Black-Box Optimization with Local Generative Surrogates

TL;DR

This paper introduces a method for optimizing non-differentiable, stochastic black-box simulators by using local deep generative surrogate models to approximate gradients, enabling efficient gradient-based optimization.

Contribution

It presents a novel approach that employs local generative models to approximate simulator gradients, improving optimization speed over existing methods in certain cases.

Findings

Faster convergence to minima compared to Bayesian optimization and other methods.

Effective approximation of simulator gradients using local deep generative models.

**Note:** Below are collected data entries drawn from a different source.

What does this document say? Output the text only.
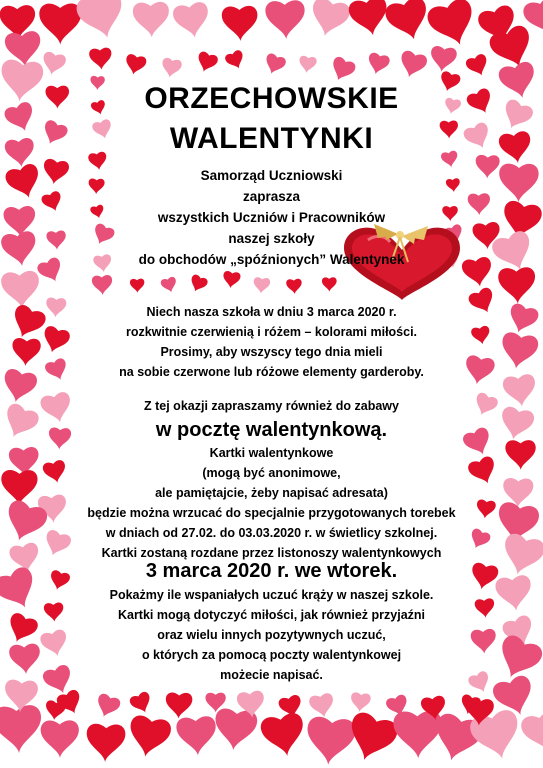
ORZECHOWSKIE
WALENTYNKI
Samorząd Uczniowski
zaprasza
wszystkich Uczniów i Pracowników
naszej szkoły
do obchodów „spóźnionych” Walentynek
Niech nasza szkoła w dniu 3 marca 2020 r.
rozkwitnie czerwienią i różem – kolorami miłości.
Prosimy, aby wszyscy tego dnia mieli
na sobie czerwone lub różowe elementy garderoby.
Z tej okazji zapraszamy również do zabawy
w pocztę walentynkową.
Kartki walentynkowe
(mogą być anonimowe,
ale pamiętajcie, żeby napisać adresata)
będzie można wrzucać do specjalnie przygotowanych torebek
w dniach od 27.02. do 03.03.2020 r. w świetlicy szkolnej.
Kartki zostaną rozdane przez listonoszy walentynkowych
3 marca 2020 r. we wtorek.
Pokażmy ile wspaniałych uczuć krąży w naszej szkole.
Kartki mogą dotyczyć miłości, jak również przyjaźni
oraz wielu innych pozytywnych uczuć,
o których za pomocą poczty walentynkowej
możecie napisać.
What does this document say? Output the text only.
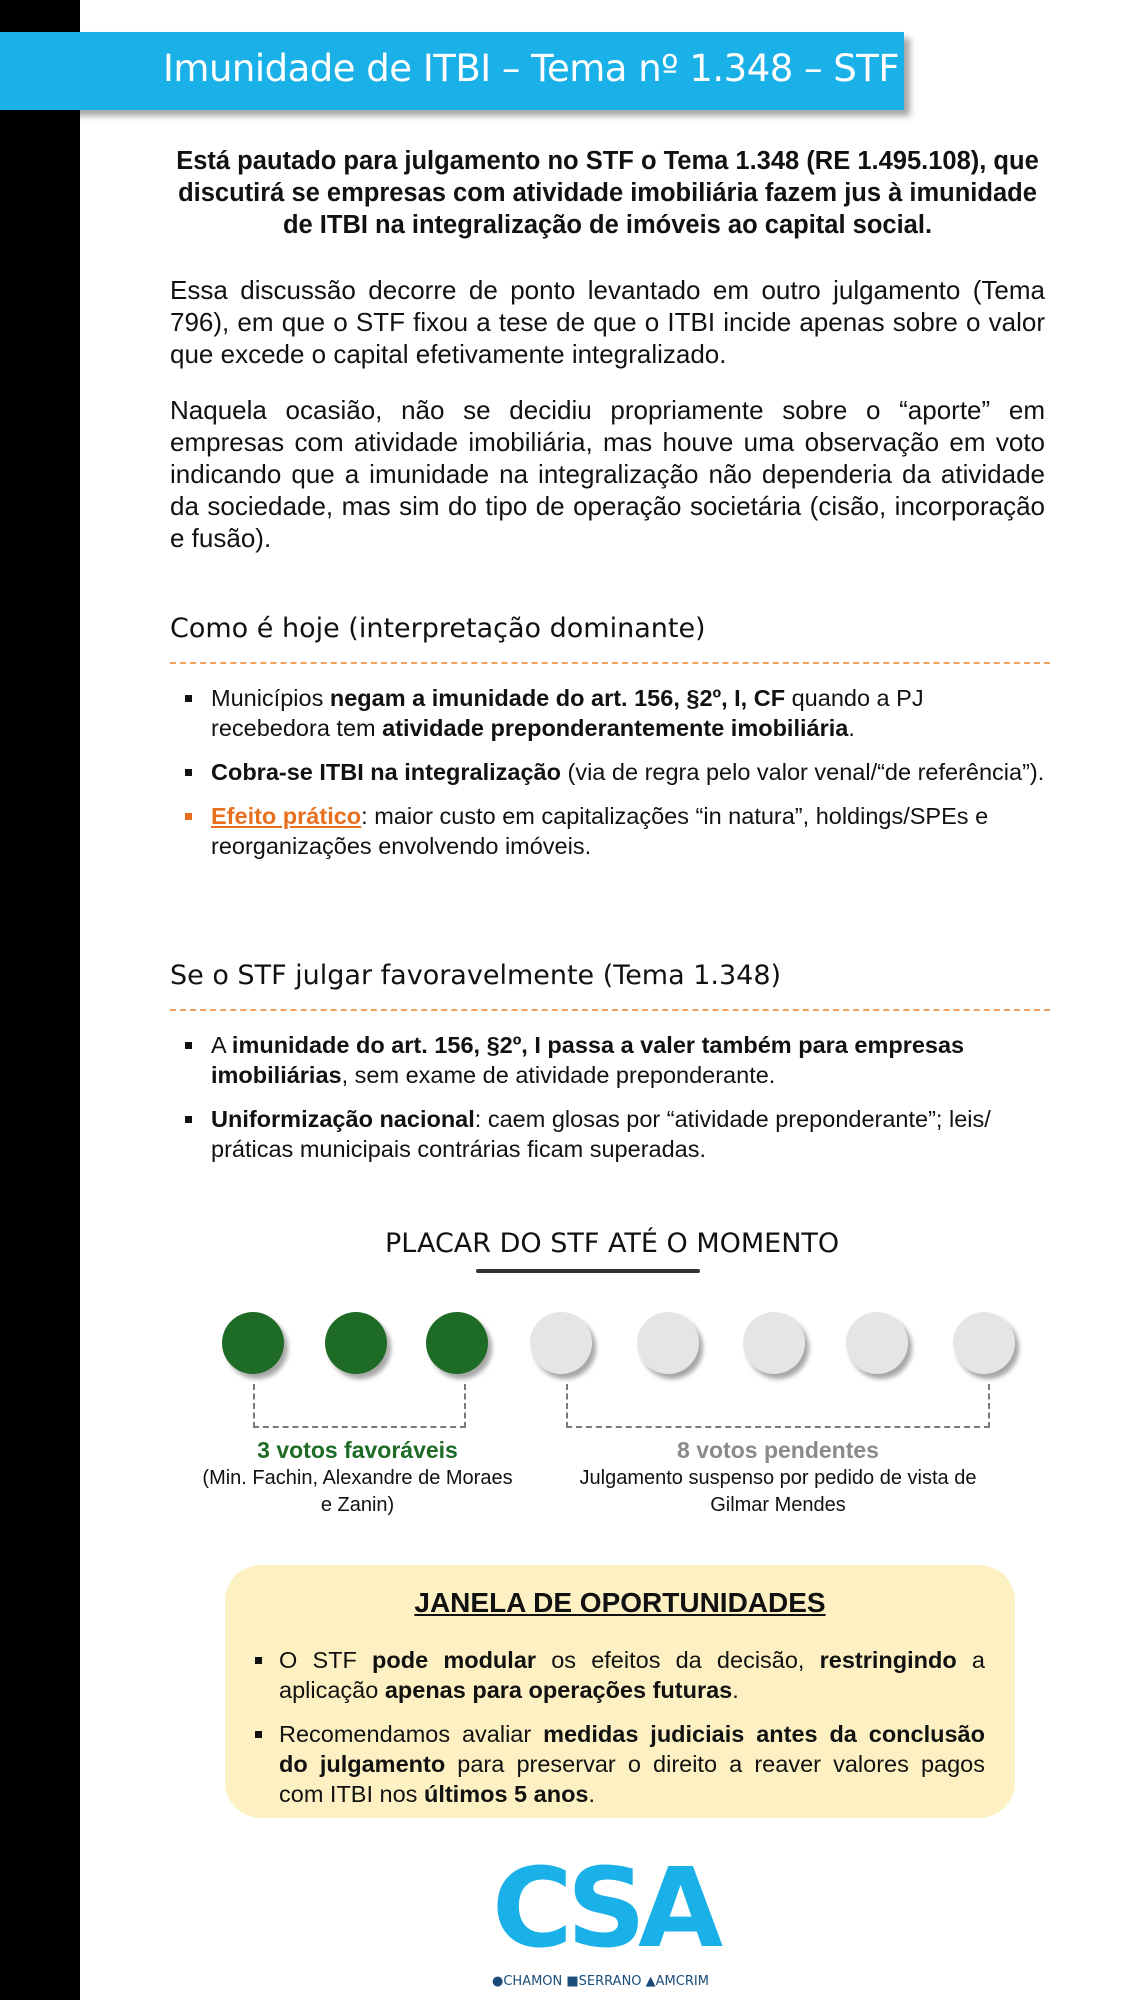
Imunidade de ITBI – Tema nº 1.348 – STF
Está pautado para julgamento no STF o Tema 1.348 (RE 1.495.108), que discutirá se empresas com atividade imobiliária fazem jus à imunidade de ITBI na integralização de imóveis ao capital social.
Essa discussão decorre de ponto levantado em outro julgamento (Tema 796), em que o STF fixou a tese de que o ITBI incide apenas sobre o valor que excede o capital efetivamente integralizado.
Naquela ocasião, não se decidiu propriamente sobre o “aporte” em empresas com atividade imobiliária, mas houve uma observação em voto indicando que a imunidade na integralização não dependeria da atividade da sociedade, mas sim do tipo de operação societária (cisão, incorporação e fusão).
Como é hoje (interpretação dominante)
Municípios negam a imunidade do art. 156, §2º, I, CF quando a PJ recebedora tem atividade preponderantemente imobiliária.
Cobra-se ITBI na integralização (via de regra pelo valor venal/“de referência”).
Efeito prático: maior custo em capitalizações “in natura”, holdings/SPEs e reorganizações envolvendo imóveis.
Se o STF julgar favoravelmente (Tema 1.348)
A imunidade do art. 156, §2º, I passa a valer também para empresas imobiliárias, sem exame de atividade preponderante.
Uniformização nacional: caem glosas por “atividade preponderante”; leis/ práticas municipais contrárias ficam superadas.
PLACAR DO STF ATÉ O MOMENTO
3 votos favoráveis
(Min. Fachin, Alexandre de Moraes e Zanin)
8 votos pendentes
Julgamento suspenso por pedido de vista de Gilmar Mendes
JANELA DE OPORTUNIDADES
O STF pode modular os efeitos da decisão, restringindo a aplicação apenas para operações futuras.
Recomendamos avaliar medidas judiciais antes da conclusão do julgamento para preservar o direito a reaver valores pagos com ITBI nos últimos 5 anos.
CSA
●CHAMON ■SERRANO ▲AMCRIM
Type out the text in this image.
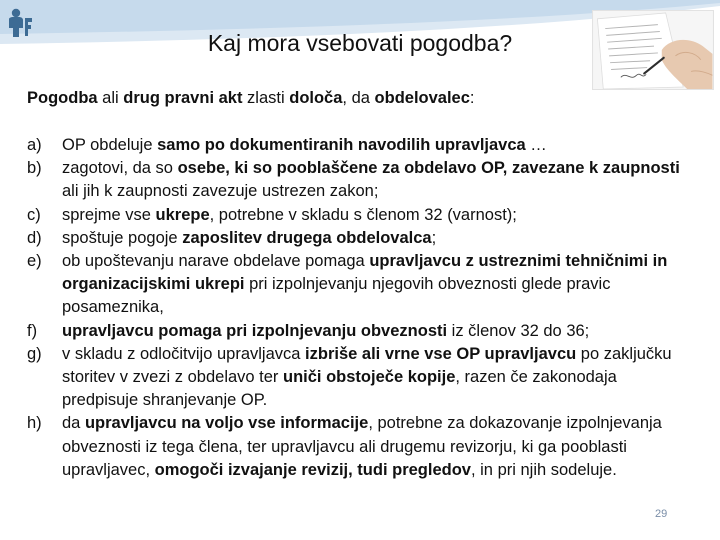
Kaj mora vsebovati pogodba?

Pogodba ali drug pravni akt zlasti določa, da obdelovalec:

a)	OP obdeluje samo po dokumentiranih navodilih upravljavca …
b)	zagotovi, da so osebe, ki so pooblaščene za obdelavo OP, zavezane k zaupnosti ali jih k zaupnosti zavezuje ustrezen zakon;
c)	sprejme vse ukrepe, potrebne v skladu s členom 32 (varnost);
d)	spoštuje pogoje zaposlitev drugega obdelovalca;
e)	ob upoštevanju narave obdelave pomaga upravljavcu z ustreznimi tehničnimi in organizacijskimi ukrepi pri izpolnjevanju njegovih obveznosti glede pravic posameznika,
f)	upravljavcu pomaga pri izpolnjevanju obveznosti iz členov 32 do 36;
g)	v skladu z odločitvijo upravljavca izbriše ali vrne vse OP upravljavcu po zaključku storitev v zvezi z obdelavo ter uniči obstoječe kopije, razen če zakonodaja predpisuje shranjevanje OP.
h)	da upravljavcu na voljo vse informacije, potrebne za dokazovanje izpolnjevanja obveznosti iz tega člena, ter upravljavcu ali drugemu revizorju, ki ga pooblasti upravljavec, omogoči izvajanje revizij, tudi pregledov, in pri njih sodeluje.
29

Applicable to simulators with low-dimensional parameter dependencies.

Abstract

We propose a novel method for gradient-based optimization of black-box simulators using differentiable local surrogate models. In fields such as physics and engineering, many processes are modeled with non-differentiable simulators with intractable likelihoods. Optimization of these forward models is particularly challenging, especially when the simulator is stochastic. To address such cases, we introduce the use of deep generative models to iteratively approximate the simulator in local neighborhoods of the parameter space. We demonstrate that these local surrogates can be used to approximate the gradient of the simulator, and thus enable gradient-based optimization of simulator parameters. In cases where the dependence of the simulator on the parameter space is constrained to a low dimensional submanifold, we observe that our method attains minima faster than baseline methods, including Bayesian optimization, numerical optimization, and approaches using score function gradient estimators.